Researchers identify new biomarkers associated with severity of COVID-19

A team of researchers from the CHUM Research Centre has identified new biomarkers associated with the severity of COVID-19 in infected patients.

Recent scientific literature has shown that the immune response plays a central part in the severity of COVID-19 disease. Understanding the immune responses generated during the course of the disease is therefore essential to determine which patients are at highest risk for serious complications and death from the disease.

In a new study published in the Journal of Clinical Investigation, scientists and clinicians led by Dr.?Catherine Larochelle, researcher at the CHUM Research Centre, have shown that a set of immune alterations are specifically linked to infection with the SARS-CoV-2 virus, as well as to the severity of COVID-19 disease, its 30-day evolution, and its 60-day mortality. These biomarkers could represent potential therapeutic targets.

We have discussed this with Dr. Larochelle, Professor at the Université de Montréal (Department of Neuroscience) and principal author of the study.

Q. Your experimental approach is rather unique. Based on the immune profiling you conducted, how were you able to identify the patients most at risk for a poor prognosis?
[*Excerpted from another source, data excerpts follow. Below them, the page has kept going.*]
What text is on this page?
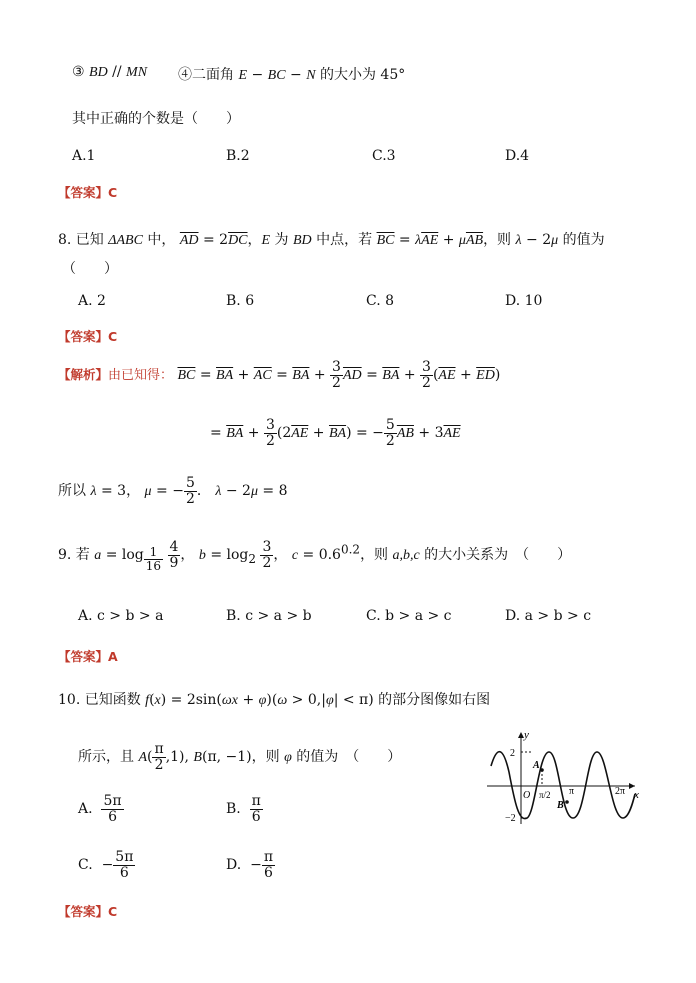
③ BD // MN ④二面角 E − BC − N 的大小为 45°
其中正确的个数是（　　）
A.1	B.2	C.3	D.4
【答案】C
8. 已知 ΔABC 中， $\overline{AD} = 2\overline{DC}$，E 为 BD 中点，若 $\overline{BC} = \lambda\overline{AE} + \mu\overline{AB}$，则 λ − 2μ 的值为
（　　）
A. 2	B. 6	C. 8	D. 10
【答案】C
【解析】由已知得： $\overline{BC} = \overline{BA} + \overline{AC} = \overline{BA} + \frac{3}{2} \overline{AD} = \overline{BA} + \frac{3}{2} (\overline{AE} + \overline{ED})$
= $\overline{BA} + \frac{3}{2} (2\overline{AE} + \overline{BA})$ = − $\frac{5}{2} \overline{AB} + 3\overline{AE}$
所以 λ = 3， μ = − $\frac{5}{2}$ ． λ − 2μ = 8
9. 若 a = log $_{\frac{1}{16}}$
$\frac{4}{9}$ ， $b = \log_2 \frac{3}{2}$ ， $c = 0.6^{0.2}$，则 a,b,c 的大小关系为　（　　）
A. c > b > a	B. c > a > b	C. b > a > c	D. a > b > c
【答案】A
10. 已知函数 f(x) = 2sin(ωx + φ)(ω > 0,|φ| < π) 的部分图像如右图
所示，且 $A( \frac{\pi}{2} ,1)$, B(π, −1)，则 φ 的值为　（　　）
A. $\frac{5\pi}{6}$	B. $\frac{\pi}{6}$
C.  − $\frac{5\pi}{6}$	D.  − $\frac{\pi}{6}$
【答案】C
y
x
2
−2
O
A
B
π/2 π	2π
Above all, this is the result of a tremendous collective effort by several dozen people involved in research and clinical work at the CHUM, who participated in this study and in the Quebec?COVID-19 (BQC19) Biobank.

Based on a blood test, we were able to inventory the immune cell populations present in 50 patients with SARS-CoV-2 and compare them to those of 22 patients (of similar gender and age) hospitalized for other acute illnesses, and those of 49 healthy controls.

This immune profiling allowed us to identify subsets of "dysregulated" immune cells specific to patients affected by SARS-CoV-2. Most notably, some of these immune alterations were associated with ventilation needs and mortality in these same patients.

These markers specific to SARS-CoV-2 could then help us to identify the patients at greatest risk, and suggest new avenues for developing therapeutic targets.

In addition, we confirm what has been observed in other studies: disturbances in the immune system such as neutrophilia or lymphopenia, for example, are related to the severity of the disease in hospitalized patients, but are not specific to SARS-CoV-2.

From a clinical perspective, this could explain why general anti-inflammatory treatments such as steroids seem to work in COVID-19 and other acute diseases.

Q. How do you see your results being used directly in a clinical setting? Is it technically feasible?

These assays could be easily transferred to clinical settings, because we worked with very small amounts of blood--less than one millilitre--to develop these immune profiles.

In our experimental approach, we used techniques commonly employed in hospital laboratories: use of surface antibodies to "stain" the cells that express certain markers, flow cytometry (cell characterization and counts), etc. In a clinical setting, this could help track the progress of patients over time and ultimately identify those at high risk who would require closer monitoring.

Q. What therapeutic horizons do you envision for your research work?

I hope that our study will lead to the development of biomarkers that will help us stratify patients based on their risk of developing a severe form of the disease. This should also allow us to identify new therapeutic targets, and to better select those patients who might benefit from certain available therapeutic approaches.